Mr Mandal, who is also a former president of the Royal Institute of Architects of Ireland (RIAI), believes it could specifically be challenged under Ireland’s obligations to the Aarhus Convention which protects public participation in environmental decision making.

He was commenting on the basis of reports on Monday in The Irish Times setting out aspects of Minister for Housing Darragh O’Brien’s proposed reform of the planning system, and stressed he had yet to see any official detail.

The DDPA was established in response to concerns over planning policy in the capital, particularly former Strategic Housing Development (SHD) rules that saw larger scale proposals bypass local authorities to An Bord Pleanála.


The alliance believes strategic planning policies designed to facilitate housing provision had brought about a “hornets’ nest” of judicial reviews, the High Court challenges that would be rendered unavailable to housing associations under Mr O’Brien’s draft laws.

According to the alliance, as of September there were about 15,000 houses and apartments caught up in the legal process, compared with about 17,000 that have been started and 68,000 that are ready to go but have not.
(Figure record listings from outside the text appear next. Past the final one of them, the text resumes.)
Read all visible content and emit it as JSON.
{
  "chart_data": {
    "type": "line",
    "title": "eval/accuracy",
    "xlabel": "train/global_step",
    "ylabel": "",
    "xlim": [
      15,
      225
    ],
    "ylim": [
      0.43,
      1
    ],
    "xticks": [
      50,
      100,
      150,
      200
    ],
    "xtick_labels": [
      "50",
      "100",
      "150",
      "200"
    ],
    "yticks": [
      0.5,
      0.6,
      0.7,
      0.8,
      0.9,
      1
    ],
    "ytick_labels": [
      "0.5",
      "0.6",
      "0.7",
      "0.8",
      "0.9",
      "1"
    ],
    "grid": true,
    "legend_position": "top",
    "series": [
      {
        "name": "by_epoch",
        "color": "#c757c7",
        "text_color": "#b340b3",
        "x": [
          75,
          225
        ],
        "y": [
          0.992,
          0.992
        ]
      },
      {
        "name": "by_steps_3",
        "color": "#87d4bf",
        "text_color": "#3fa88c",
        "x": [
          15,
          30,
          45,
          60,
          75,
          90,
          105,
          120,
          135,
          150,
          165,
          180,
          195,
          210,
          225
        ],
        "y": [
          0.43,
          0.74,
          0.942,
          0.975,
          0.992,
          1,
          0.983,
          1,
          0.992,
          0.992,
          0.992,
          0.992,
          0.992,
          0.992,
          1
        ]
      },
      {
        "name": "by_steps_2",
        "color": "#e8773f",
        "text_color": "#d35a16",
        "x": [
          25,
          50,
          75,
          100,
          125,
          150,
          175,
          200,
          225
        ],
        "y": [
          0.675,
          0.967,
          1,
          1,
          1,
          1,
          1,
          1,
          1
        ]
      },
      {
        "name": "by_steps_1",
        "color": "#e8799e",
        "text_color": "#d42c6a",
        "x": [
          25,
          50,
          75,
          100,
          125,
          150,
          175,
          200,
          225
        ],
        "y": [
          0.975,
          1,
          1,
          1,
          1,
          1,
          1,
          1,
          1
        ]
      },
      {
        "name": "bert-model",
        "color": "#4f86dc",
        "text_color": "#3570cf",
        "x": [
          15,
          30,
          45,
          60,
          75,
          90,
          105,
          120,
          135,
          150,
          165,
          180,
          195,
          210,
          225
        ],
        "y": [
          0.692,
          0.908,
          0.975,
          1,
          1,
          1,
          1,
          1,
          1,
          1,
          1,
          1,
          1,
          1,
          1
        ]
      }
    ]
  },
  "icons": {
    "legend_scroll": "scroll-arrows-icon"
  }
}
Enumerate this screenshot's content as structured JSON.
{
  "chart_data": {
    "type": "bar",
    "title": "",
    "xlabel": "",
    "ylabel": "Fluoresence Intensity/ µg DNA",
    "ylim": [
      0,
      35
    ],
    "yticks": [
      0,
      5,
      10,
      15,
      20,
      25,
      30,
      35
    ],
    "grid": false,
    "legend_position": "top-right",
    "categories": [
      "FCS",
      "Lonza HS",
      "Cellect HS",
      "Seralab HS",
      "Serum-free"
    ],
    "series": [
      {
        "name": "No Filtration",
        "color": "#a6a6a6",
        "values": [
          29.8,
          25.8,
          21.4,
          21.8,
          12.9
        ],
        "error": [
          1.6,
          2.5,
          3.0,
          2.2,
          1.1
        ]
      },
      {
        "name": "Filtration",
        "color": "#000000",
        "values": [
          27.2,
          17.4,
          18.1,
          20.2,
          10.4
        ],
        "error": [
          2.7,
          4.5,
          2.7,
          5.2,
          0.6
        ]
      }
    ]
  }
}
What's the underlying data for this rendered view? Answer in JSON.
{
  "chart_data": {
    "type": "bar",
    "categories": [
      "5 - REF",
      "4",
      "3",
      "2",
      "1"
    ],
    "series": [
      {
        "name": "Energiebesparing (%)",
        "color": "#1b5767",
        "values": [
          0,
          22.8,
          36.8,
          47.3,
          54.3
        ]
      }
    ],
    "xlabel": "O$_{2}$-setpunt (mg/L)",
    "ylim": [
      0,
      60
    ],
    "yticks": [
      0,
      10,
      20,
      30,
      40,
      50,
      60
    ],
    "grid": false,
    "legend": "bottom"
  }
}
In its analysis of data earlier this year, the alliance said the trigger for increasing judicial reviews was the “extraordinary number” of SHD applications which were material contraventions of their area development plans.

Architect Alfonso Bonilla, who had objected to a SHD of 1,600 build-to-rent apartments on former Holy Cross College lands close to his Drumcondra home, said the restrictions would have a chilling effect on public participation in the planning process.

“It seems like what this is trying to do is to encourage individuals to feel more exposed to costs,” he said.

“If you were to take on a judicial review as a neighbours’ association through a registered company, the company would be liable for cost if you weren’t successful.


“By changing this rule, and making it that it is purely individuals who can take these legal proceedings, then that is putting the brunt of the full weight of a multinational corporation’s legal team back on to a single individual. It is like a ‘Slapp’ – strategic lawsuits against public participation.

“It really is a way of scaring the public into not legally challenging bad development,” he said.